What makes a workout a “cardio workout”? Meyer provided a study from the College of Medical, Veterinary and Life Sciences at University of Glasgow in Glasgow, Scotland, that stated “there is evidence that exercise intensity, rather than duration or frequency, is the most important variable in determining cardio protection.”

The intensity of the workout increases your heart rate immensely. When working out, pay attention to your maximum heart rate and your target heart rate. Your maximum heart rate can be found using the following equation: 220 minus your age equals your maximum heart rate. Your target heart rate is the rate of your heart beat during your workout in which your heart and lungs receive the most benefit.

“The target heart rate that you should strive for during your work out is anywhere from 50 percent to 80 percent of your maximum heart rate,” Olhausen said. “This is typically around 150 to 160 beats per minute.”

Hitting the gym for some cardio is good for the rest of your body too.

“Cardio workouts are beneficial for more than just your heart. Cardio routines help to reduce stress, lower cholesterol and blood pressure, exercise the lungs and fight obesity,” Olhausen said. “Everyone should incorporate cardio into their workout three to four times a week for at least 30 minutes.”

Exercising is not the only way to take care of your heart. Eating properly will keep your heart beating away as you approach that man or woman of your dreams.

“Eating more fruits and veggies [five to nine servings a day], especially those with deep, dark colors for antioxidant intake, is linked to reduced risk for cardiovascular disease and other health concerns as well,” said Sally Barclay, food science and human nutrition clinician.

Barclay advised that people should eat healthy fats like nuts, olive and canola oils and fish. She said people should limit their intake of saturated fats, such as bacon and butter, and trans fat, such as partially hydrogenated oils.

“Studies [have] shown the health benefits of a handful of nuts eaten three to five times a week,” Barclay said. “And they are a good portable snack.

Barclay also said that students, even though they are usually young, should still try to keep their hearts healthy.

“Many people think that heart disease should only be a concern for people over the age of 60, but that is not true,” Barclay said. “According to the American Heart Association’s 2011 update, 14.2 percent of men between the ages of 20 and 39 and 9.7 percent of the women in that age range had an occurrence of heart disease.”
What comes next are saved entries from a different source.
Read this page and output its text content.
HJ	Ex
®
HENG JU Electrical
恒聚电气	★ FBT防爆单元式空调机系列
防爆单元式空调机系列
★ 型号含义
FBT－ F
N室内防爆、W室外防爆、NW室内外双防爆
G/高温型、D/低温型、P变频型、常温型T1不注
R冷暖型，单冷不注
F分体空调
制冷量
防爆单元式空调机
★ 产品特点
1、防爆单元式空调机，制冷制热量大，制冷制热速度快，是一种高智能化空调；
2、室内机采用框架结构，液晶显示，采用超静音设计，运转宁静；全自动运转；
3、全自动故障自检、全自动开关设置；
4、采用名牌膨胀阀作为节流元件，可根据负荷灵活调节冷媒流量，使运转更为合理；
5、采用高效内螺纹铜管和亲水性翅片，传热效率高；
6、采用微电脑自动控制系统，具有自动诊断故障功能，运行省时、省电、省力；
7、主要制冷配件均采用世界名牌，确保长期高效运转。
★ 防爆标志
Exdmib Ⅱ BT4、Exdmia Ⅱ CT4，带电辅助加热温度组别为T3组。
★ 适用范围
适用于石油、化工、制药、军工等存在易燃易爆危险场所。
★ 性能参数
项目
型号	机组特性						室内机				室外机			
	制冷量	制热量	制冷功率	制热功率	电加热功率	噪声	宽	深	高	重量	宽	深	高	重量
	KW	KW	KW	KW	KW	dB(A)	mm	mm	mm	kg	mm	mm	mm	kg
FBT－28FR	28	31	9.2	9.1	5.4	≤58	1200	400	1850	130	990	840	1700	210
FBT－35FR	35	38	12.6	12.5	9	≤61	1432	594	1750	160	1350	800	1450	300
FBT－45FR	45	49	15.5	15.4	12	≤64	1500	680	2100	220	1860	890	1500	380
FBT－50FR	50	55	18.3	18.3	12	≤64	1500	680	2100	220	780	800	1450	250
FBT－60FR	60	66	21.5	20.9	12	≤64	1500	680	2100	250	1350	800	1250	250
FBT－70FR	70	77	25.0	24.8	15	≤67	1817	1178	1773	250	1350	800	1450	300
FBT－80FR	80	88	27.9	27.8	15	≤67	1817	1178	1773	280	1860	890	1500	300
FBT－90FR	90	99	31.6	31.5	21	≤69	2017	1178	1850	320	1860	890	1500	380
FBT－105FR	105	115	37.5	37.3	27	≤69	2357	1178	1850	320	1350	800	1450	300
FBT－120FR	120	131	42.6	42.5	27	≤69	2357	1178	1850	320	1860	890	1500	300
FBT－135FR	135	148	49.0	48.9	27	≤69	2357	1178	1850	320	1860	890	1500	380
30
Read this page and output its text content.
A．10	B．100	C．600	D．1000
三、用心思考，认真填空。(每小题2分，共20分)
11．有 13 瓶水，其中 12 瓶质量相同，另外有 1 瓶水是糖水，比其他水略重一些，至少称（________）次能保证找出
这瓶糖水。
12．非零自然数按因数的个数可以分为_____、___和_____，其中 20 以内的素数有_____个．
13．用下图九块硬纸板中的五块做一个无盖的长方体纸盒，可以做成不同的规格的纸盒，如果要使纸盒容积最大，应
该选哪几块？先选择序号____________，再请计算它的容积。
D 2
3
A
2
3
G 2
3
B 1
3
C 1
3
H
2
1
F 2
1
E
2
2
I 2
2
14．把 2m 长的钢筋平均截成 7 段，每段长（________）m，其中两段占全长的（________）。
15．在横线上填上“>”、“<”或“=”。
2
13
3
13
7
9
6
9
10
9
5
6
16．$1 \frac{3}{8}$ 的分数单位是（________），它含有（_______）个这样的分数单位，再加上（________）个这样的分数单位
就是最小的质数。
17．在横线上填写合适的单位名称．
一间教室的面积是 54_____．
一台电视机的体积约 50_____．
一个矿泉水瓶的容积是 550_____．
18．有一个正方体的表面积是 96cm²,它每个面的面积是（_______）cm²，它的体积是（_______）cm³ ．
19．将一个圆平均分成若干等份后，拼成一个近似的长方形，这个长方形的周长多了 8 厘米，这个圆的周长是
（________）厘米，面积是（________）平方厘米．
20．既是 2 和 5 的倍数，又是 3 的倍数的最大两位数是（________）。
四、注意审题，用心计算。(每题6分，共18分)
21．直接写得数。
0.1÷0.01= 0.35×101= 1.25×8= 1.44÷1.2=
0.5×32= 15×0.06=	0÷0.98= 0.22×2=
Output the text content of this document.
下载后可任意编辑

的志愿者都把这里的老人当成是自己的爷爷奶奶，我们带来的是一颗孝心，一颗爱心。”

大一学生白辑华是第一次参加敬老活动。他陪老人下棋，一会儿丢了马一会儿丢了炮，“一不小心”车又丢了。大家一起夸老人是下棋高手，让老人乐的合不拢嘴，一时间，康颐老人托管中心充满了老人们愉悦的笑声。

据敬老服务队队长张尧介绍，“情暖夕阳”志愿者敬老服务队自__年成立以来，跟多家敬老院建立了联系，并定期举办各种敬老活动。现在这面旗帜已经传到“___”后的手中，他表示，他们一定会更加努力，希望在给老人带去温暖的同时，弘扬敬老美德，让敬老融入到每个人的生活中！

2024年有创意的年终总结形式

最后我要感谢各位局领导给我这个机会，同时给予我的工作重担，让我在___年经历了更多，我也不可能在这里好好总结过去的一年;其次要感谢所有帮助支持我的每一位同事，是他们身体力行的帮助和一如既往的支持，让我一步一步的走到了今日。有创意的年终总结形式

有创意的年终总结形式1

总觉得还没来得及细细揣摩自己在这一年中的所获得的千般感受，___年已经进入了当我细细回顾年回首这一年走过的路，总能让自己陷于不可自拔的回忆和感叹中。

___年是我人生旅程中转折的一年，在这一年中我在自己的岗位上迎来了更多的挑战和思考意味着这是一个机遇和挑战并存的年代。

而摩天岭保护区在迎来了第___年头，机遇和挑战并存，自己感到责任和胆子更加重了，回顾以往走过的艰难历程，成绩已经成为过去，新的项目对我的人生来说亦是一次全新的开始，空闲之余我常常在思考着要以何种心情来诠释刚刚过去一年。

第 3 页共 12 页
Barclay stressed the importance of students taking control of their habits now to ensure a healthy future. She recommended that students should consider “healthy eating, exercising, not smoking, monitoring alcohol intake and managing stress” in order to protect their hearts.

“Students are setting up their lifestyles, eating and activity patterns and healthy habits. This could control risks for heart disease that may impact their future health,” Barclay said. “Heart disease is the number one killer for both men and women.”